Getting back to school after 7 years was tough. When most of my classmates are 25-ish brilliant fresh undergraduated students, i felt like an idiot sometimes. I barely remembered how to calculate derivatives, let alone integral. I still remember i sat in Physics class, trying hard to understand all the equations on the old green board with white chalk written on it. Some of the Professors taught like a speed of lightning, maybe faster. The only reason i could survive these kind of subjects (read: hard core engineering) was because of my classmates. Indeed some of them are competitive, but most of them are kind. They are willing to teach you from basic, like how to calculate resistance in series and parallel. That basic. They are very patient with my “5 Why” questions all the time.
The only kind of subjects i am quite good at is something related to business, management, and something in between. Financial reports, balance sheet, ROI, payback time, inventory control, pricing, and so on. But, please.. I am not good at theoretical economics at all. Unfortunately, that course was mandatory and voila! I barely passed the course. I somehow did not like the subject at all and refused to study for exam until the very last day. The most important thing is I passed. This might be a brief introduction on my master degree as my life is not all about studying, but i might write more in the future.

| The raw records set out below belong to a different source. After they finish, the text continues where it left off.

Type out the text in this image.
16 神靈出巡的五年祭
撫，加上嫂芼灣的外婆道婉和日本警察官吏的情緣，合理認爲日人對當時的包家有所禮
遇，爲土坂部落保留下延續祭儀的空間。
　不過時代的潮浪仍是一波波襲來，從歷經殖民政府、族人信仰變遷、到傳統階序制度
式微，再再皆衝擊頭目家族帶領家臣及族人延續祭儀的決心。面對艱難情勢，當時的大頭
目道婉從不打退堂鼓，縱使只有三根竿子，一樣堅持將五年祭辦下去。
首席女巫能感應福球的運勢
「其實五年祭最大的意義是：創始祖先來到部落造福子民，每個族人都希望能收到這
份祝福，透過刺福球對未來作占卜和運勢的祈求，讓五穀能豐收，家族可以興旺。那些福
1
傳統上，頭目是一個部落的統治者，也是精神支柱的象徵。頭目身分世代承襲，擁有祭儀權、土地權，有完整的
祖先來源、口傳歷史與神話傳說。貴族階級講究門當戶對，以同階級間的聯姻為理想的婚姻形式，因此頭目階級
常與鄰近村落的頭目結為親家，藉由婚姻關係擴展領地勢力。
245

As my life continued, I … had some serious heart breaks. Its not totally about romantic relationships, but also about family and friends. There were some times where i felt i like someone, but because of my complicated situation, i played it cool. Too cool perhaps. What were so complicated? I can not promise anything. I still have dreams to pursue and i do not know where it will bring me. I even do not know where i will be next year when today is already December. Here in Freiburg? Maybe yes, maybe not. Or maybe i should see relationship more like French. Should i?
I lost a mentor too. He practically disappeared like a thin air. But somehow, i understood that he has his own reasons. And i respect that. But it does not mean things are easy. Thats when i stop holding on anyone. Not because i was afraid to get hurt. Nor to get left behind once more. But, i felt that the only person who will understand this journey is me and as simple as that.
Therefore, indeed, i cry, a lot. Born as a high sensitive people, i feel feelings as deep as it could be. But i am not sad. Its just, things are harder this way. However, this is the first time that i felt that i am closer to the dream. That it is actually become a possible target, not just a theory. Thats why i am working really hard to make it happen. I don’t ask why me, or why at all. This time, I just try to make it happen. I am working on several projects right now, all related to sustainability and education at large. Finger crossed all going well!
And thats why i have to let go.. some parts inside of me. I can’t have it all. Its not that i am not a selfish person, i am not that kind either. Its just not possible in these circumstances. Have you experienced when your instinct say something? Something that you actually do not wanna hear because it means you are losing something precious, but you just know that your instinct is right? It is exactly what i feel. How do i survive this? Breath, love. Just breath. This too shall passed.
Maybe a silver lining from all of this is unexpectedly, with time played its trick, i discovered an old friend who no matter how strange i sounded, always had my back. He live far away but somehow our path crossed in such a way. He even opened a “door” for me to my next challenge. Something i never know could happen this fast in a foreign country. In a short period of time, he became my crucial support system that i could not lose. If you read this, you know who you are, and i sincerely hope you stay as long as it can be in my life. And no, we are not romantically involved. Not all the things between man and woman should relates to romantic experience. Come on! We are more evolved than that!
To close this post, i would like to say something important. Most of the people i met always look at me as an independent woman. But no man is an island, and no woman is an island too, including me. I have reached this point not solely because of me, but also these invisible hands that helped me during this year. Invisible, not because i could not see them, but because you could not see them, yet. And i hope, i could reach this “proud” point where i am good enough to introduce them to you. One day, one by one.